The code was thus composed of two kinds of materials,--imperial constitutions, which, both in the code itself and in the commonitorium, are called leges, and the writings of Roman jurists, which are called jus. Both the Codex Gregorianus and Hermogenianus being compilations, made without any legislative authority, are included under the head of jus. Except in the case of the Institutes of Gaius, the Breviarium is made up of extracts from the authorities enumerated above, and of an interpretation which explains the text and gives an account of amendments in the law relating to it. As a general rule the text of the passages selected was not altered. It is to be noticed that the compilers of the Breviarium made no use of the writings of some of the most eminent jurists. Thus there is no selection from the works of Ulpian, and only one short extract is taken from Papinian.
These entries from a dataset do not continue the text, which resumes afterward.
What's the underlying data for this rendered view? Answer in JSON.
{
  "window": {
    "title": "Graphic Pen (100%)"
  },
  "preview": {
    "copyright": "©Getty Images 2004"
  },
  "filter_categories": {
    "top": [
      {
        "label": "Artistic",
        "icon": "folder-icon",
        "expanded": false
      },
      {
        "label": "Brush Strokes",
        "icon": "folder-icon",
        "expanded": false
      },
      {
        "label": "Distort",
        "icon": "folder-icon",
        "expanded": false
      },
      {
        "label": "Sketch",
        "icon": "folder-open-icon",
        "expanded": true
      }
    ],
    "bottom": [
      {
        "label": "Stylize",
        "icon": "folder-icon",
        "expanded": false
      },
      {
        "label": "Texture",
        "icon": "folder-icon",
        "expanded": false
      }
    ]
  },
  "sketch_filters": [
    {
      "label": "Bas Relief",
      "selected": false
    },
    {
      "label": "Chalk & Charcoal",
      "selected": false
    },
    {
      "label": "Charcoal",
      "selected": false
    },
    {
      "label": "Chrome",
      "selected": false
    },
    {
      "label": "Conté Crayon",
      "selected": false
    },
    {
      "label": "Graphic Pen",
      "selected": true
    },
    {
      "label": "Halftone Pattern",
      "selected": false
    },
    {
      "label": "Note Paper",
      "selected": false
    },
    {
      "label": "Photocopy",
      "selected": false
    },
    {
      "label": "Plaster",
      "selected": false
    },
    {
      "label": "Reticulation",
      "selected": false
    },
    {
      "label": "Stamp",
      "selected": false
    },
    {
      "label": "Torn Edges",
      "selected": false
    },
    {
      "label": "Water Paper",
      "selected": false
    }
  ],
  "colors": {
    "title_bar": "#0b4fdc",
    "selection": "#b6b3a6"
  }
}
The Institutes of Gaius are abridged or epitomised, and such alterations in the law as had taken place, or were considered necessary for the time, were introduced into the text. This part of the work, on account of its, distinct character, has no interpretation attached to it. The epitome gives but a very imperfect account of the parts of Gaius which it was intended to be a summary of. Its value was much diminished by Niebuhr's discovery of the Institutes of Gaius at Verona in 1816.

The Breviarium contains several sources of Roman law which are otherwise almost entirely unknown, especially Paulus and the first five books of the Theodosian Code.

Numerous MSS. of the Breviarium are in existence. There are also MSS. of epitomes of the Breviarium, which were made in the Middle Ages. A complete edition of this code was published by Sichard in his Codex Theodosianus, Basileae, 1528. The entire code was not edited again till 1849, when the well-known standard edition by Haenel was published. (Puchta, Cursus, 1.137; Savigny, Geschichte des Böm. Rechts im Mittelalter, 2.100.8; Rudorff, Geschichte des Röm. Rechts, 1.104; Danz, Geschichte des Röm. Rechts, 1.81; Huschke, Jurisprudentiae Antejustinianae quae supersunt; Julius Paulus.)